Consider the following situation. A certain quantity of ideal monatomic gas (say one mole) is confined in a cylinder by a piston and is maintained at constant temperature (say $T_0$) by thermal contact with a heat reservoir. Then the gas slowly expands from $V_1$ to $V_2$ while being held at the same temperature $T_0$.
Question: Is this process reversible or irreversible?

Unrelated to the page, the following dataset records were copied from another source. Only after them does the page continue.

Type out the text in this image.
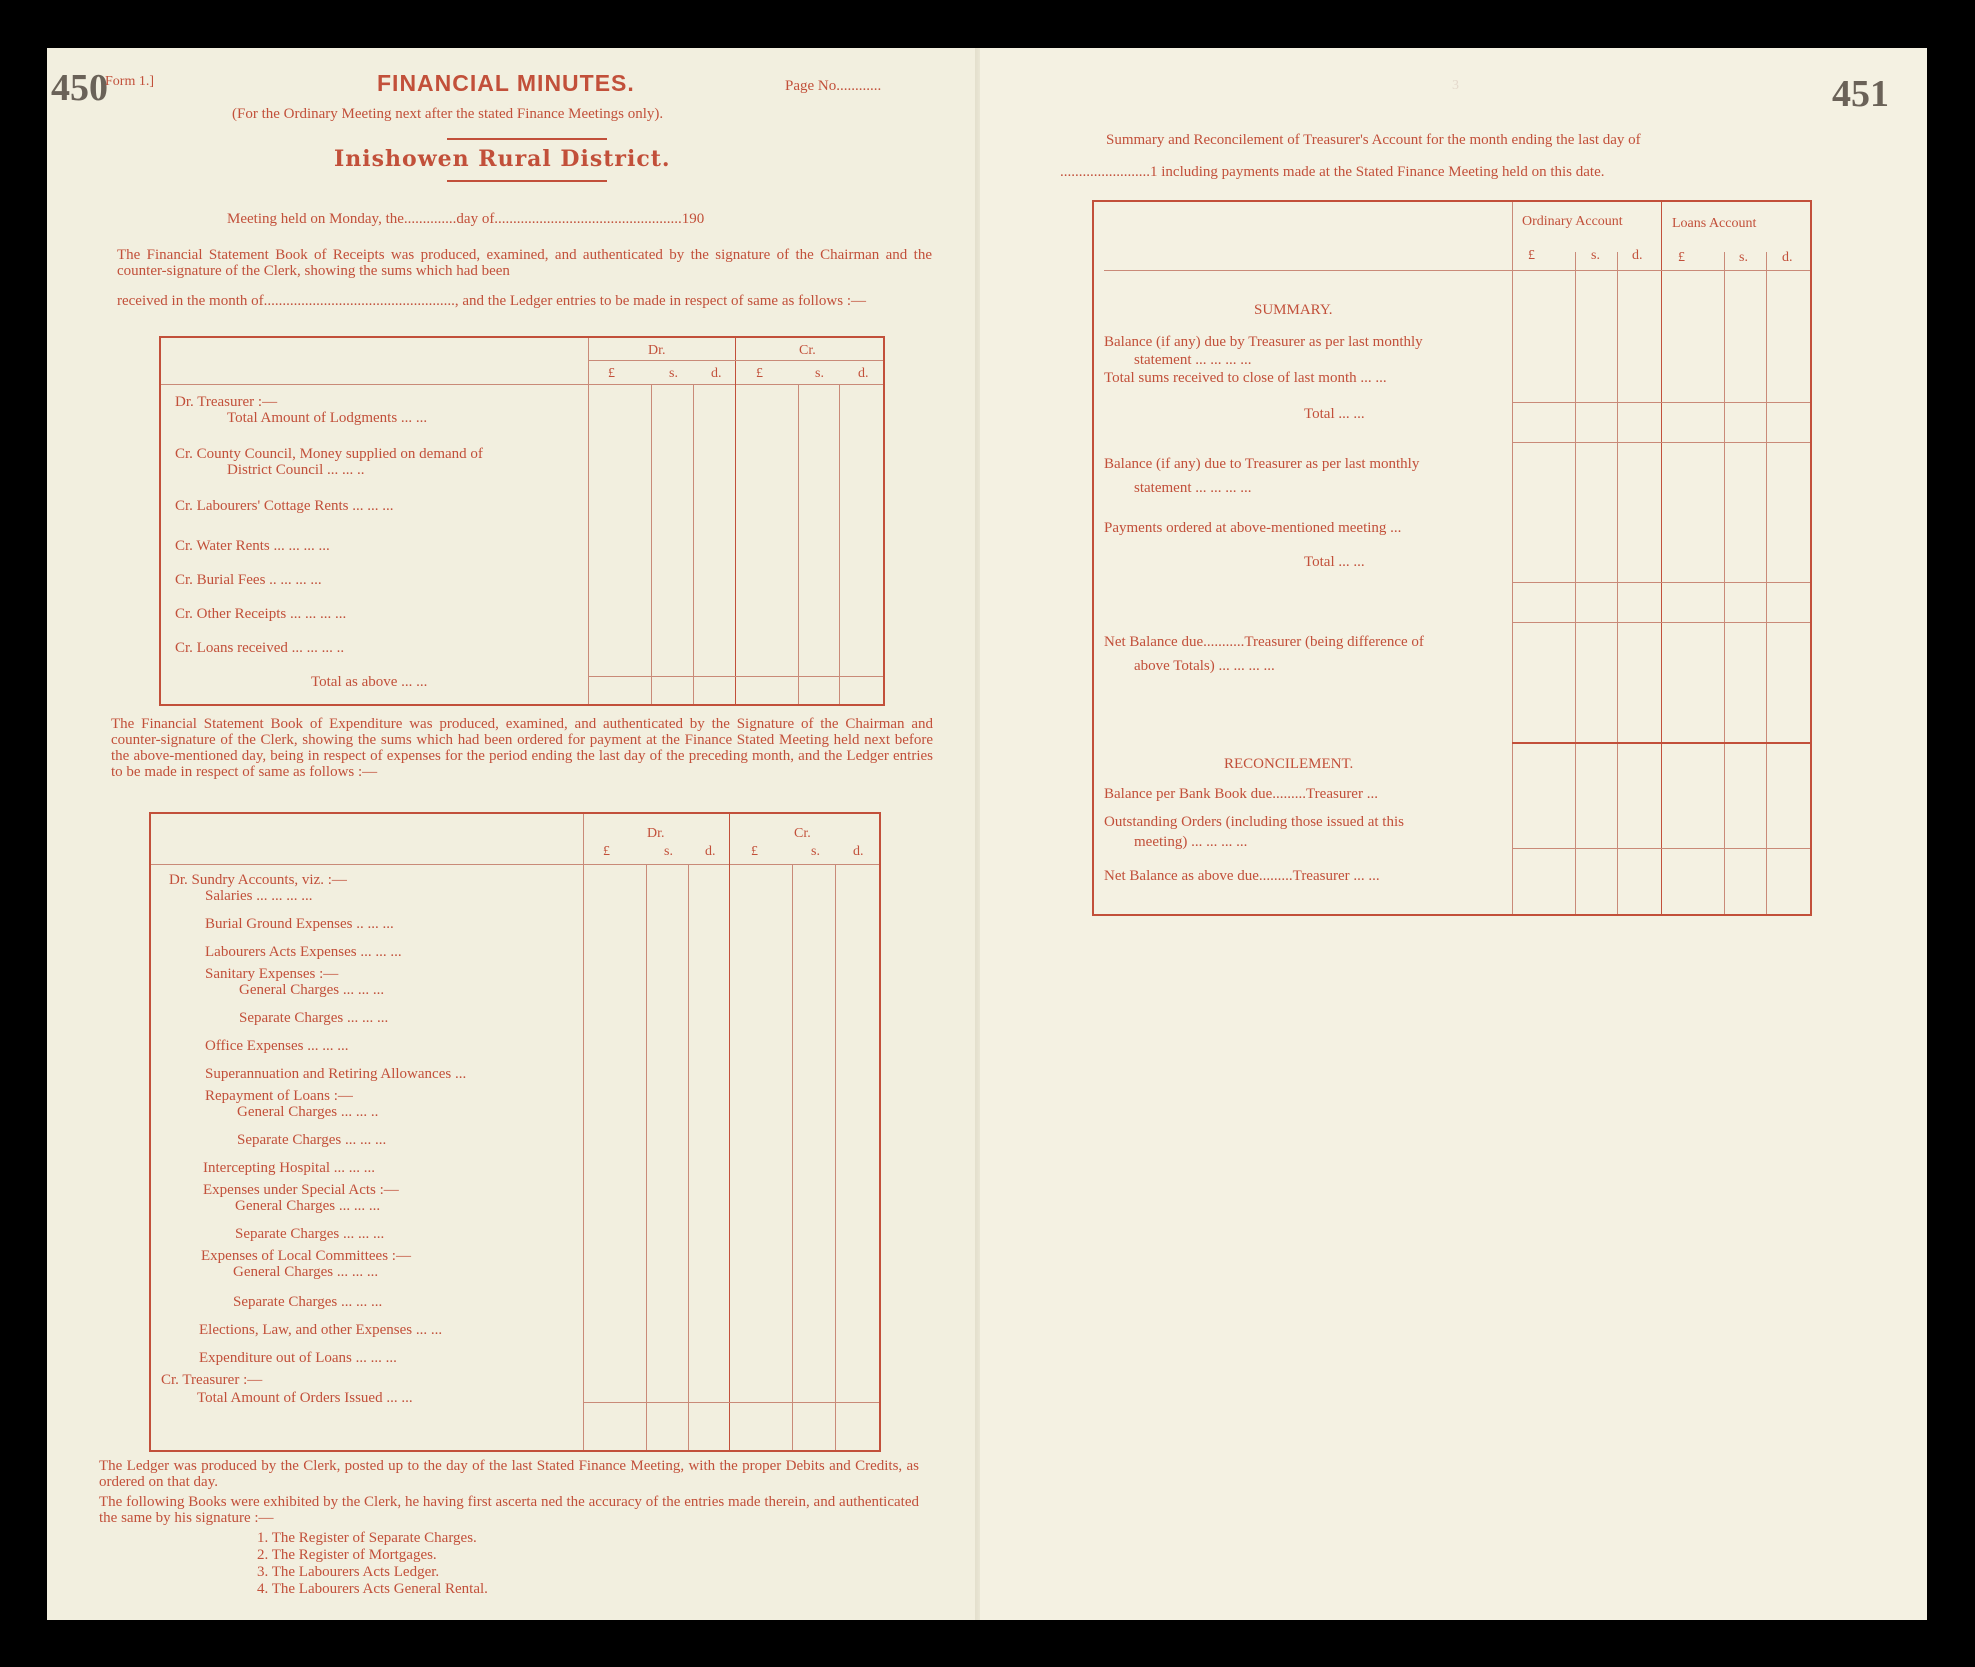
450
Form 1.]	FINANCIAL MINUTES.	Page No............
(For the Ordinary Meeting next after the stated Finance Meetings only).
Inishowen Rural District.
Meeting held on Monday, the..............day of..................................................190
The Financial Statement Book of Receipts was produced, examined, and authenticated by the signature of the Chairman and the counter-signature of the Clerk, showing the sums which had been
received in the month of..................................................., and the Ledger entries to be made in respect of same as follows :—
Dr.	Cr.
£	s. d. £	s. d.
Dr. Treasurer :—
Total Amount of Lodgments ... ...
Cr. County Council, Money supplied on demand of
District Council ... ... ..
Cr. Labourers' Cottage Rents ... ... ...
Cr. Water Rents ... ... ... ...
Cr. Burial Fees .. ... ... ...
Cr. Other Receipts ... ... ... ...
Cr. Loans received ... ... ... ..
Total as above ... ...
The Financial Statement Book of Expenditure was produced, examined, and authenticated by the Signature of the Chairman and counter-signature of the Clerk, showing the sums which had been ordered for payment at the Finance Stated Meeting held next before the above-mentioned day, being in respect of expenses for the period ending the last day of the preceding month, and the Ledger entries to be made in respect of same as follows :—
Dr.	Cr.
£	s. d.	£	s. d.
Dr. Sundry Accounts, viz. :—
Salaries ... ... ... ...
Burial Ground Expenses .. ... ...
Labourers Acts Expenses ... ... ...
Sanitary Expenses :—
General Charges ... ... ...
Separate Charges ... ... ...
Office Expenses ... ... ...
Superannuation and Retiring Allowances ...
Repayment of Loans :—
General Charges ... ... ..
Separate Charges ... ... ...
Intercepting Hospital ... ... ...
Expenses under Special Acts :—
General Charges ... ... ...
Separate Charges ... ... ...
Expenses of Local Committees :—
General Charges ... ... ...
Separate Charges ... ... ...
Elections, Law, and other Expenses ... ...
Expenditure out of Loans ... ... ...
Cr. Treasurer :—
Total Amount of Orders Issued ... ...
The Ledger was produced by the Clerk, posted up to the day of the last Stated Finance Meeting, with the proper Debits and Credits, as ordered on that day.
The following Books were exhibited by the Clerk, he having first ascerta ned the accuracy of the entries made therein, and authenticated the same by his signature :—
1. The Register of Separate Charges.
2. The Register of Mortgages.
3. The Labourers Acts Ledger.
4. The Labourers Acts General Rental.
3	451
Summary and Reconcilement of Treasurer's Account for the month ending the last day of
........................1 including payments made at the Stated Finance Meeting held on this date.
Ordinary Account	Loans Account
£	s. d.	£	s. d.
SUMMARY.
Balance (if any) due by Treasurer as per last monthly
statement ... ... ... ...
Total sums received to close of last month ... ...
Total ... ...
Balance (if any) due to Treasurer as per last monthly
statement ... ... ... ...
Payments ordered at above-mentioned meeting ...
Total ... ...
Net Balance due...........Treasurer (being difference of
above Totals) ... ... ... ...
RECONCILEMENT.
Balance per Bank Book due.........Treasurer ...
Outstanding Orders (including those issued at this
meeting) ... ... ... ...
Net Balance as above due.........Treasurer ... ...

Attempt: When the gas expands, the temperature must decrease, so the heat reservoir gives energy to the gas so the gas is maintained to the same temperature, right? Then If we do work on the gas so that it returns to the initial volume $V_1$, we know that due to $\Delta T=0$, then $\Delta U=0$, right? So, the work done on the gas is going to transform itself to heat that would be absorbed by the heat reservoir. My question is: how do we know if the heat given by the heat reservoir is the same that the heat absorbed by itself? If this is true, then I guess the process will be reversible, but if it's not true, does the process would be irreversible? Or it does not matter due that we have a heat reservoir?
Best Answer
Your process will be reversible only if it is a) quasi-static and b) non-dissipative. It will be quasi-static if it is carried out infinitely slowly in such a manner that the pressure on either sides of the piston varies only infinitesimally. It will be non-dissipative if the piston is frictionless and there is no viscous heating of the gas as it expands.